Arlette CHABOT - Jean-Pierre CHEVÈNEMENT, la sécurité valeur de gauche ?

Jean-Pierre CHEVÈNEMENT - La sécurité, elle est d'autant plus une valeur de gauche que ceux qui souffrent de l'insécurité aujourd'hui, ce sont les catégories les plus démunies, les plus faibles de la population. J'ajoute que nous avons nos lettres de noblesse. Finalement, c'est dans la déclaration des droits de l'homme et du citoyen, ça ne se passait pas très loin d'ici, que l'article 2 définit la sûreté au même rang que la liberté comme un des droits fondamentaux de l'homme et du citoyen. Et par conséquent, moi je me sens tout à fait à l'aise. Mon discours n'a jamais changé.

Arlette CHABOT - Il y a une partie de la gauche qui a fait sa révolution culturelle ou pas ?

Jean-Pierre CHEVÈNEMENT - Des villes sûres pour des citoyens libres, c'était le thème d'un colloque que j'avais organisé il y a déjà une quinzaine d'années. Donc je suis tout à fait dans ma ligne. Je crois que la République implique des règles...

Nicolas SARKOZY - Hélas monsieur CHEVÈNEMENT est le seul de cet avis dans la majorité plurielle de Lionel JOSPIN. C'est bien là qu'est le problème.

Jean-Pierre CHEVÈNEMENT - Non disons que, disons que...

Nicolas SARKOZY - C'est pour ça qu'il est ministre de l'Intérieur, mais c'est bien pour ça qu'il y a un problème.

Alain DUHAMEL - Vous répondez...

Jean-Pierre CHEVÈNEMENT - Nicolas SARKOZY un peu de calme, s'il vous plaît. Laissez-moi vous dire que la prévention est également nécessaire. La répression l'est aussi, mais qu'il faut avoir une vue globale de cette question, ne pas en faire un enjeu politicien. La citoyenneté, la proximité, l'efficacité sont les trois maîtres mots de cette politique de sécurité. La citoyenneté parce qu'on ne peut pas mettre un policier derrière chaque Français, je l'ai déjà dit. Il faut rappeler ce que sont les droits et les devoirs de chacun dans une société démocratique, c'est le rôle des parents, c'est le rôle de l'école, c'est le rôle des élus locaux. Je regrette que monsieur BAYROU ait diminué de moitié les horaires de l'éducation civique que j'avais rétablis en 1985 après quinze ans d'éclipse. Je pense qu'il y a un gros effort à faire pour transmettre des valeurs, donner des repères. Deuxièmement la proximité, c'est je dirais la possibilité pour la police d'être plus présente. Elle doit l'être. C'est vrai pour la gendarmerie, c'est vrai pour la justice qui doit agir davantage en temps réel avec des formules comme la comparution immédiate...
Arlette CHABOT - Voilà la question qu'on voudrait vous poser à chacun ce soir parce qu'elle revient souvent, c'est celle de la responsabilité des mineurs délinquants récidivistes. Qu'est-ce qu'il faut en faire ? Vous-même vous aviez lancé l'idée monsieur CHEVÈNEMENT de les regrouper dans des endroits clos. On a dit réouverture des maisons de correction, ça avait été lancé à d'autres périodes. Qu'est-ce que vous proposez ?

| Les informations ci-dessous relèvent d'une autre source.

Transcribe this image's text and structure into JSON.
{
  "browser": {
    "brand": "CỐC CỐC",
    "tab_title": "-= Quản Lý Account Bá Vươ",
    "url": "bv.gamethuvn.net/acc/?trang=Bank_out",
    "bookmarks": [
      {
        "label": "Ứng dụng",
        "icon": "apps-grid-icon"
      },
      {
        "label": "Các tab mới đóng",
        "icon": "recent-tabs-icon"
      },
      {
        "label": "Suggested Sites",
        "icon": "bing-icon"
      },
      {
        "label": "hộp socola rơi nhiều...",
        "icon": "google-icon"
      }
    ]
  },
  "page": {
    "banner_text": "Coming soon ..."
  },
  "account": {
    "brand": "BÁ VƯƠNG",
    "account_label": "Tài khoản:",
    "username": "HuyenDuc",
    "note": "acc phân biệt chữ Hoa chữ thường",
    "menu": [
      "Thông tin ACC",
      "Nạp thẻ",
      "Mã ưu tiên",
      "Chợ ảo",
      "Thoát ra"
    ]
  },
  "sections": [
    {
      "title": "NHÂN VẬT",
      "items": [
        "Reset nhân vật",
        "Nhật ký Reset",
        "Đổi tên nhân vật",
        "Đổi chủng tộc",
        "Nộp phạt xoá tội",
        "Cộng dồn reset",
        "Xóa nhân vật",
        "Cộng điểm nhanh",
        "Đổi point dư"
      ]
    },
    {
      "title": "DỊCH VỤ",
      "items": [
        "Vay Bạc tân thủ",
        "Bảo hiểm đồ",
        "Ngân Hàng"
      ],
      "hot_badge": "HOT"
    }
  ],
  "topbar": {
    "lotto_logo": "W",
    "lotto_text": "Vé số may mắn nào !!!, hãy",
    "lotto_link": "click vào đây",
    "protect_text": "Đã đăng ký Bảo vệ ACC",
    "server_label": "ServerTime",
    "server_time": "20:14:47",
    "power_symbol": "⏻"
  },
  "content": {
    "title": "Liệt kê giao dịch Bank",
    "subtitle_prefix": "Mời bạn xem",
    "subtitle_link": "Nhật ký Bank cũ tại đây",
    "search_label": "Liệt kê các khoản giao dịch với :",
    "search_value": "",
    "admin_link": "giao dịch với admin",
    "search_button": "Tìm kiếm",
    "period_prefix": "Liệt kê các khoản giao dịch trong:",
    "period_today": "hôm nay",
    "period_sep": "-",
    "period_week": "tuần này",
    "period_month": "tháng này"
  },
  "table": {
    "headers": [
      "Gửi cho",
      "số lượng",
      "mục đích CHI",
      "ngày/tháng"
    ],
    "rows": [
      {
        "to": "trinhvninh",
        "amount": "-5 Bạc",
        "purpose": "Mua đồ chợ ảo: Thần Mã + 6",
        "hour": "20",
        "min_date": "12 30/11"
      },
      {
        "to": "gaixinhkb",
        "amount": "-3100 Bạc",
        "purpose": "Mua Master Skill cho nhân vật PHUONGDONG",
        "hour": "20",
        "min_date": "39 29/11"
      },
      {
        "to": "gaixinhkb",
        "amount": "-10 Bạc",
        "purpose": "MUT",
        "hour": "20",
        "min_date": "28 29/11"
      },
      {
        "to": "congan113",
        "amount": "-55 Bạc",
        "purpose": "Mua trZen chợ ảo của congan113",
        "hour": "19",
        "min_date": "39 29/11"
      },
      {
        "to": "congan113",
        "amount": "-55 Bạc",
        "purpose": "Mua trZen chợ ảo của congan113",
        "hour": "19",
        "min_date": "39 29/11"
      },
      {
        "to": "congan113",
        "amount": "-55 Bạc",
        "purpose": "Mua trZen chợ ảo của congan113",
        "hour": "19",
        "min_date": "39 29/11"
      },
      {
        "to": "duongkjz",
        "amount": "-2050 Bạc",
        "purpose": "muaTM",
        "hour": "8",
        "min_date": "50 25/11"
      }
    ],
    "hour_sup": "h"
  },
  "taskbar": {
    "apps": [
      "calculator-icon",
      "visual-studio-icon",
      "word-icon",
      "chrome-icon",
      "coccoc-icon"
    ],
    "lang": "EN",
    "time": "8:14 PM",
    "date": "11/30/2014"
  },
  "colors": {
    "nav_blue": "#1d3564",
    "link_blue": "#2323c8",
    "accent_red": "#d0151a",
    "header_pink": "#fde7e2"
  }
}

Jean-Pierre CHEVÈNEMENT - Je n'ai jamais employé ce terme...

Arlette CHABOT - Non vous ne l'avez pas employé, mais...

Jean-Pierre CHEVÈNEMENT - J'ai dit que...

Alain DUHAMEL - Alors qu'est-ce que vous proposez exactement ?

Jean-Pierre CHEVÈNEMENT - Alors une mission confiée à deux députés, madame LAZERGES et monsieur BALDUYCK pour faire des propositions. Mais je constate que la législation actuelle qui date de 1945 qui fait fond uniquement sur l'éducation, elle n'offre aucune autre perspective finalement à ces jeunes que la prison, et je pense que la prison est criminogène à bien des égards. Donc je souhaite qu'on réfléchisse à une formule intermédiaire. Les fameuses unités à encadrement éducatif renforcé, ça consiste à mettre autant d'éducateurs qu'il y a de mineurs, soustraits à un quartier difficile, et ça consiste à mettre un mur humain en quelque sorte à la place de vrais murs, mais je me pose la question de savoir si des formules d'internat, ou des formules qui pendant un certain nombre de mois mettraient à l'écart du quartier, où il faut bien dire ils sévissent, parce qu'ils sont une toute petite poignée, ces mineurs multirécidivistes...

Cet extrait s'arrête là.